Be brutally honest with yourself
If you look at Twitter first thing in the morning, think about whether it’s to get informed about breaking news you’ll have to deal with, or if it’s a mindless habit that serves as an escape from facing the day ahead. Is the last thing you do at night scroll mindlessly through Facebook’s barrage of negativity and misinformation looking for any sign of hope? Are you following accounts of people you genuinely care about?
I’m gonna let you in on a little secret, too – If you feel awkward rejecting a friend request from someone you see regularly but really aren’t interested in seeing their updates or opinions, many platforms now have a mute or unfollow feature that allows you to stay connected without seeing their posts or creating an uncomfortable conversation.
Alternately, you should look at your friends lists across all social media as a whole. It’s incredibly necessary to not use the delete/mute/block button as a means to exist in the vacuum of only people with your same opinion or experience. Are you only following or friends with people who look, think, pray, and vote like you? You need to diversify your exposure and your community.
Must Add Value
Continually look inward and analyze how your online life affects your very real life. Continue asking “Does this add value to my life? Is this worth my attention? Does this make me feel worse about myself?”

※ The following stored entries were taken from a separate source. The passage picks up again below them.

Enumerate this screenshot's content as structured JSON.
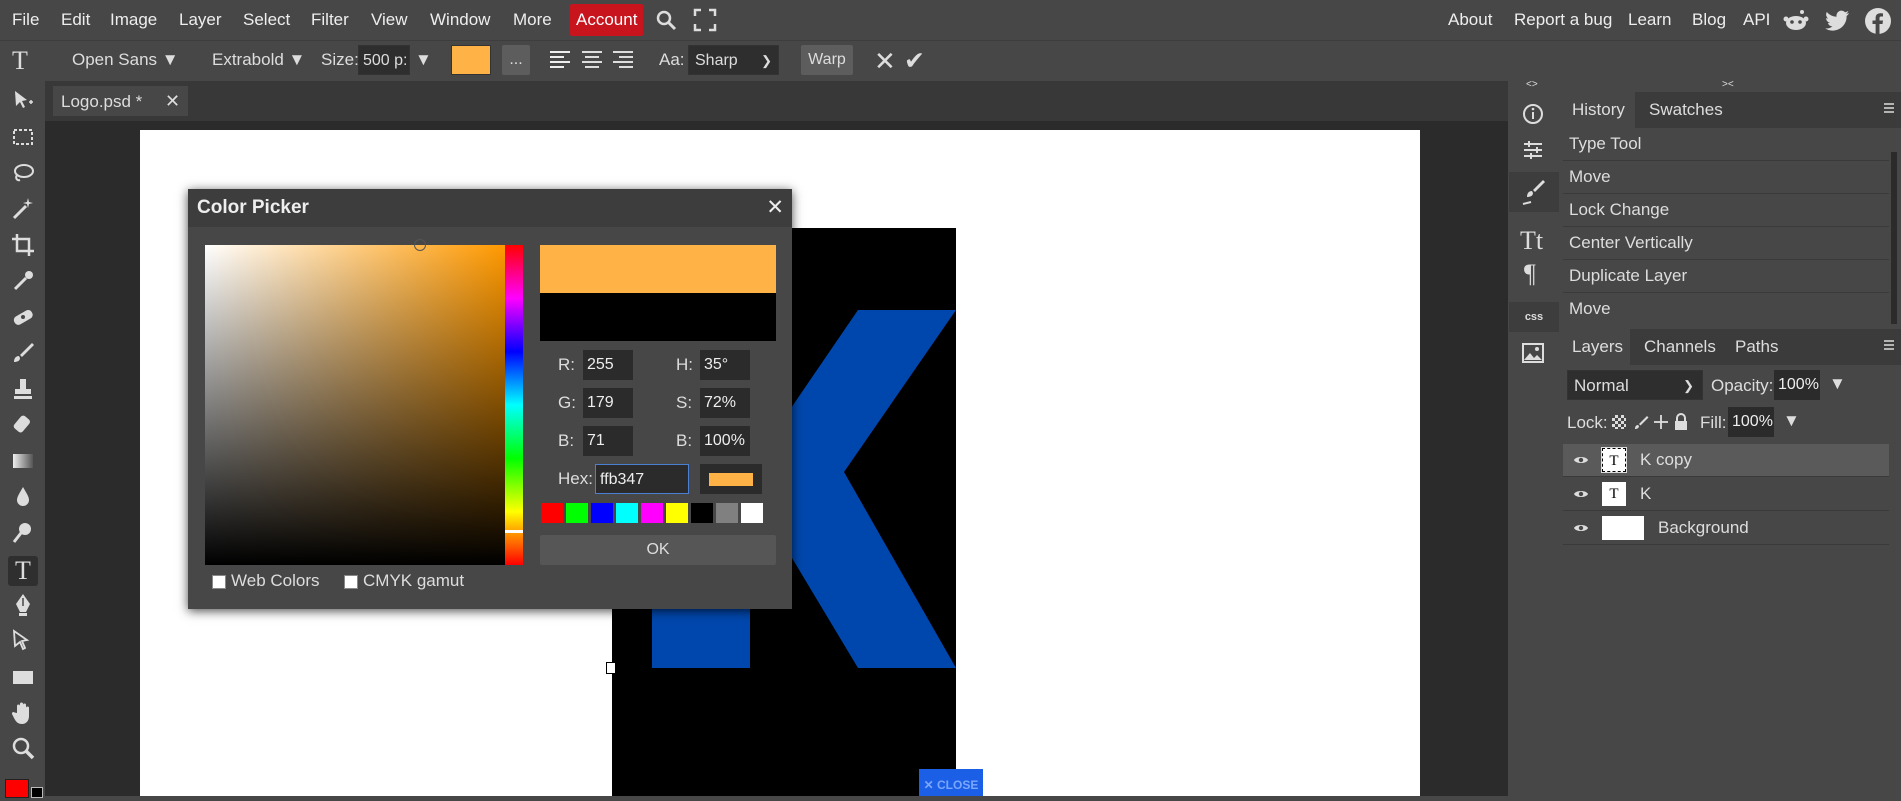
{
  "menu": [
    "File",
    "Edit",
    "Image",
    "Layer",
    "Select",
    "Filter",
    "View",
    "Window",
    "More"
  ],
  "account_label": "Account",
  "right_links": [
    "About",
    "Report a bug",
    "Learn",
    "Blog",
    "API"
  ],
  "options": {
    "font": "Open Sans ▼",
    "weight": "Extrabold ▼",
    "size_label": "Size:",
    "size_value": "500 p:",
    "size_arrow": "▼",
    "more": "...",
    "aa_label": "Aa:",
    "aa_value": "Sharp",
    "warp": "Warp",
    "cancel": "✕",
    "commit": "✔",
    "fill_color": "#ffb347"
  },
  "doc_tab": "Logo.psd *",
  "close_x": "✕",
  "color_picker": {
    "title": "Color Picker",
    "r_label": "R:",
    "r": "255",
    "g_label": "G:",
    "g": "179",
    "b_label": "B:",
    "b": "71",
    "h_label": "H:",
    "h": "35°",
    "s_label": "S:",
    "s": "72%",
    "v_label": "B:",
    "v": "100%",
    "hex_label": "Hex:",
    "hex": "ffb347",
    "web_colors": "Web Colors",
    "cmyk": "CMYK gamut",
    "ok": "OK",
    "new_color": "#ffb347",
    "old_color": "#000000",
    "swatches": [
      "#ff0000",
      "#00ff00",
      "#0000ff",
      "#00ffff",
      "#ff00ff",
      "#ffff00",
      "#000000",
      "#808080",
      "#ffffff"
    ]
  },
  "close_banner": "✕ CLOSE",
  "history": {
    "tabs": [
      "History",
      "Swatches"
    ],
    "items": [
      "Type Tool",
      "Move",
      "Lock Change",
      "Center Vertically",
      "Duplicate Layer",
      "Move"
    ]
  },
  "layers": {
    "tabs": [
      "Layers",
      "Channels",
      "Paths"
    ],
    "blend": "Normal",
    "opacity_label": "Opacity:",
    "opacity": "100%",
    "lock_label": "Lock:",
    "fill_label": "Fill:",
    "fill": "100%",
    "items": [
      "K copy",
      "K",
      "Background"
    ],
    "thumb_letter": "T"
  },
  "side_icons": [
    "css"
  ]
}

There is no substitute for in-person human connection. But if our addictions to our phones and being online can’t be entirely thwarted, then we might as well try to monitor what we’re letting eat away at our brain cells. The people you’re around matter. How you spend your time, even seemingly mindless time, matters. I’m going to try to limit my time on social media. But for the time I do spend on it, I want to be thoughtful about who is getting my attention. And in turn, affecting my mental emotional and ultimately physical health.
If social media is going to be one of your 5 you spend the most time with, make it a good one.